# Marks HT Thread



## PhotoByMark (Jan 13, 2008)

Hi there everyone.

I have started my quest to create a better HT after being somewhere and almost buying a Bose cube setup. But, I think decided nah I better go see what else I can get for about the same $$$. Oh man, here we go..... LOL. So, I started researching have gone through many ups and downs trying to decide on best approach and what to buy. 

Lets just start with what I have now. 

Room:
30x40 with 18 foot vaulted ceilings. TV/Components on one end, viewing area about 12 feet back. Other end opens to the kitchen and hallway is dead center on the right side. Windows have curtains, tile floor. On the left side a very large rock wall w/fireplace at 45 degree angle from the front wall.

TV: Mistubishi 48" RP 1080i - Already about 4 years old.

AVR: Sony DA5200ES - 6 months old, bought used for $500 from a friend upgrading.
As I have learned I guess Sony is not the popular in the HT world. It does have pre-amp outputs so I am thinking I can use as my preamp and upgrade to better amplifier at some point.

Speakers: Fronts Bose 4.2 bookshelf speakers. Center : A Misc. Yamaha Bookshelf Surrounds: You got me - some no-name 3 ways I found in my shed. LOL. Where did they come from? No-idea. Best part: I

DVD: Samsung DVD player. 

There you have it. Not much to talk about on the current setup. 
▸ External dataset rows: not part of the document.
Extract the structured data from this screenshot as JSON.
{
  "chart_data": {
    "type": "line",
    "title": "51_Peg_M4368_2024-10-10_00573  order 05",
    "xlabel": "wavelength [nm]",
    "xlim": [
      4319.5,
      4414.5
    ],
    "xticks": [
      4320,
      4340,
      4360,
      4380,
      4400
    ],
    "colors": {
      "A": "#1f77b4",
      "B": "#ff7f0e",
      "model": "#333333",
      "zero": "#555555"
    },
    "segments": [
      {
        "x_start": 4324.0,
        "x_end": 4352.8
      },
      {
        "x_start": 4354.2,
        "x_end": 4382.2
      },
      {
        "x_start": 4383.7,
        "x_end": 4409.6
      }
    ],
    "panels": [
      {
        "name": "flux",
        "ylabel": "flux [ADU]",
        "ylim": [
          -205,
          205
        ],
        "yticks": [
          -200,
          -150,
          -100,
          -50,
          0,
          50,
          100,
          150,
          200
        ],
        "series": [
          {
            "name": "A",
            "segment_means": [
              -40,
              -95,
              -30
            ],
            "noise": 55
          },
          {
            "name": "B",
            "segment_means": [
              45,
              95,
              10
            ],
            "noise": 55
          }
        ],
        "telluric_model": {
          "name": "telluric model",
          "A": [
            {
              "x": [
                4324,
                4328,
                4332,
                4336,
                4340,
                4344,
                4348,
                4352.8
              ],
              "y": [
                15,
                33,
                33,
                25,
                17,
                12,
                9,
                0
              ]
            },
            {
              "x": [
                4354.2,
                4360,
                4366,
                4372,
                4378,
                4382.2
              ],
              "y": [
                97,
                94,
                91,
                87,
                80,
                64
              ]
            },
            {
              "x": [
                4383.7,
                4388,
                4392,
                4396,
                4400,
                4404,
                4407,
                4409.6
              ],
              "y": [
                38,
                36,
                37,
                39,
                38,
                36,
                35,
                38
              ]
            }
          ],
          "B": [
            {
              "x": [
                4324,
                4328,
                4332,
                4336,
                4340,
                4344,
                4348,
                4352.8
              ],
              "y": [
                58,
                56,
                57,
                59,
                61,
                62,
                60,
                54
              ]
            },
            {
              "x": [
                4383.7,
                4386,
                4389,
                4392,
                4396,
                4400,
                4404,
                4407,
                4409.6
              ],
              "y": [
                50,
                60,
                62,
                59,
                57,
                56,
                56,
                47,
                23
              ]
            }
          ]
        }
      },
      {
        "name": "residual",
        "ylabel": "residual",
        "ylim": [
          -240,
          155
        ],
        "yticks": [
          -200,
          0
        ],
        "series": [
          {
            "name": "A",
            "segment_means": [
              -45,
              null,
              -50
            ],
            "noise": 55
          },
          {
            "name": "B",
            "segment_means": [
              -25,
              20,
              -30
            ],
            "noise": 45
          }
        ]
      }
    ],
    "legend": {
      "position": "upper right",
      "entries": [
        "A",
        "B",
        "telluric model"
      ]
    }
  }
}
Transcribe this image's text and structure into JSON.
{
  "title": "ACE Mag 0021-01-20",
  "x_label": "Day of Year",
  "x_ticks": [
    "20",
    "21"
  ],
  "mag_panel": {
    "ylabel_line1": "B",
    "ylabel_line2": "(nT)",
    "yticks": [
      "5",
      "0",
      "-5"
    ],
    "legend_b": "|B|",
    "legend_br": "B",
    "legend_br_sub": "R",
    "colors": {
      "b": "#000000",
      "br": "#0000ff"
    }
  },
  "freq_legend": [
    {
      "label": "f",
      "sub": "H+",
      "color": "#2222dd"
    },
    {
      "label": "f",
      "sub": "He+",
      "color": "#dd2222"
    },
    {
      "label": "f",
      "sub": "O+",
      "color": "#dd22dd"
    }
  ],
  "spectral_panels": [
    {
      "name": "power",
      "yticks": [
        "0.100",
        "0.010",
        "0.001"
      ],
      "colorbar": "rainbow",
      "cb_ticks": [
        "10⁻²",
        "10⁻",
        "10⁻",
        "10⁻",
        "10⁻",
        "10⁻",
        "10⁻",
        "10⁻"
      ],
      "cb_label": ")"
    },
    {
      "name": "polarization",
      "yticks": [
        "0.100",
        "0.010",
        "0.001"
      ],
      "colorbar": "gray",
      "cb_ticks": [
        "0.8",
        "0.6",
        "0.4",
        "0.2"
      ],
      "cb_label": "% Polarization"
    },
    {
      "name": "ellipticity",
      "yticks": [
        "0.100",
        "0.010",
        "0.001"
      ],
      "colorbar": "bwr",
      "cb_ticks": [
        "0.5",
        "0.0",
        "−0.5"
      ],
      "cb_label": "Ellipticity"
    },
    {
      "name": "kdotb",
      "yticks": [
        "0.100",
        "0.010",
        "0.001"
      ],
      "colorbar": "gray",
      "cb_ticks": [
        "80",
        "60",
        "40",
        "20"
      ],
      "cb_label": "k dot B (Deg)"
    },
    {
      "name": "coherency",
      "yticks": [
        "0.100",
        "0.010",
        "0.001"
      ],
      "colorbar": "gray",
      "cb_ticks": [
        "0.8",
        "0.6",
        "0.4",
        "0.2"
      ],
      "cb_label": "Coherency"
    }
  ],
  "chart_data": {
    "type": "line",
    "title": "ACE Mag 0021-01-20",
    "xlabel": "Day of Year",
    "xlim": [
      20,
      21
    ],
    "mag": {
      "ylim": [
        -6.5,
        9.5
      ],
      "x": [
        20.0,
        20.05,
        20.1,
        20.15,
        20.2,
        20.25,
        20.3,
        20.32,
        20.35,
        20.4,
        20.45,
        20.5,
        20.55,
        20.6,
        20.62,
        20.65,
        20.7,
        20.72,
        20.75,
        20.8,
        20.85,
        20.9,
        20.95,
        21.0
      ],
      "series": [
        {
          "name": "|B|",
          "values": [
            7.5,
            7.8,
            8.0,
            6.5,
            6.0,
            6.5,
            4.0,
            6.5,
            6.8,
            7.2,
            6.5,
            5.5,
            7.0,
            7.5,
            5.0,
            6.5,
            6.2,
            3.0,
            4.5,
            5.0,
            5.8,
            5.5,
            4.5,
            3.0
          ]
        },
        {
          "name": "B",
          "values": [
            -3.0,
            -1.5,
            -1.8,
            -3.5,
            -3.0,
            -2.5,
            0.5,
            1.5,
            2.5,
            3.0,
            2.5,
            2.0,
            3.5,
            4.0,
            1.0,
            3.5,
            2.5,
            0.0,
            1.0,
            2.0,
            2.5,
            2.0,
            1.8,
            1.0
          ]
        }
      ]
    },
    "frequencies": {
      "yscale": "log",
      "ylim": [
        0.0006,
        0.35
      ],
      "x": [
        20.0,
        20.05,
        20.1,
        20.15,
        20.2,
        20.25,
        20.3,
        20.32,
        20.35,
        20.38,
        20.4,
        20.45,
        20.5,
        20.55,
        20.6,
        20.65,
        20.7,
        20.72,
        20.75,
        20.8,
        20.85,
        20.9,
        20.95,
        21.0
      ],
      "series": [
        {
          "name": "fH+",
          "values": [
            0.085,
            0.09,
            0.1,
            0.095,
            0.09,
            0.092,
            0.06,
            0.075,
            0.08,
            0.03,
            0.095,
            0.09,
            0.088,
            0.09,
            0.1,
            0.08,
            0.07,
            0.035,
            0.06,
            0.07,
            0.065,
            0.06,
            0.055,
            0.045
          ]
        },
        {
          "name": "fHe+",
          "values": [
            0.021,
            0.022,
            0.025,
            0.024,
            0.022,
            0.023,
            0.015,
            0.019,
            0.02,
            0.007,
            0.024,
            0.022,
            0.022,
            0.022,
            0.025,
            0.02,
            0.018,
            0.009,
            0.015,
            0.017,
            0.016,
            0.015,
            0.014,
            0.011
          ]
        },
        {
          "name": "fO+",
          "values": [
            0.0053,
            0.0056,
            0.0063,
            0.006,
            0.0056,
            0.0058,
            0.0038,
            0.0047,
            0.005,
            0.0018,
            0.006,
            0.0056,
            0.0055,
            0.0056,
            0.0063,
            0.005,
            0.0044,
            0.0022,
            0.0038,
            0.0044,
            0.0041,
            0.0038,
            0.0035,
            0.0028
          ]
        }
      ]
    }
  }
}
My current thinking on the first round of improvements:

BR Player: Sony PS3. From what I can tell the PS3 is still one of the better choices for BR. 

Proposed new speakers: 
LR - Axiom M60V2 -> or Maybe the M80v2?
C - Axiom VP150
Surround and Rear -Axiom Qs8 v2

Subwoofer: Considering SVS PC-Plus 20-39 or 16-46 or perhaps SVS PB12-Plus2
Other brands considered: Epik, HSU, Axiom
Whatever sub I settle on I am open to adding another eventually. The room is large and from what I have read could easily require at least subwoofers. Budget only allows for 1 right now.


After the speaker purchases - the next goals would include

Learn how to tune sub and speakers. Wow, just reading last night and today on some of the topics and did not know about all that stuff. The whole tuning thing. Sounds cool though.

Better amplifier(s). I have not done much research here.

Add'l sub if needed: 

Improve acoustics of the room - this should go higher in the list.

Dedicated HT room: Yep, this is the eventual long term goal. Good news is I have a back room that I could use. Currently, it is our home gym room and it does not have central air. 

I have rambled on enough for my first real post here. I am totally open to all comments/ideas/other brands/speaker recommendations etc. as I have not actually purchased anything new yet.


----------



## PhotoByMark (Jan 13, 2008)

A comment: 

I see SVS is a sponsor here and appear to contribute regularly on this site. I just emailed them last night to get some assistance on my first subwoofer purchase. I did that before I discovered this site. I wish I could enter that drawing!


----------



## PhotoByMark (Jan 13, 2008)

One more comment : I was just reading about sub placement. So it is better to not place the subs in corners? Actually, that is kind of good news because one big issue for me is I do not have usable corners. One side has a front door and the other side is a fireplace. If I eventually end up with 2 subs I have room along the walls on both sides of the room.


----------



## eugovector (Sep 4, 2006)

PhotoByMark said:


> One more comment : I was just reading about sub placement. So it is better to not place the subs in corners? Actually, that is kind of good news because one big issue for me is I do not have usable corners. One side has a front door and the other side is a fireplace. If I eventually end up with 2 subs I have room along the walls on both sides of the room.


Some people like corners because it makes the bass louder, but usually not flat. If you want loud bass, the corner is for you.

For flat bass, you'll want to play around with placement. I found that a little out of the corner, next to my right speaker works best for me.


----------



## PhotoByMark (Jan 13, 2008)

Thanks. Once I get one I suppose it will take some experimenting and calibrating to get the right frequency response vs bass loudness.


----------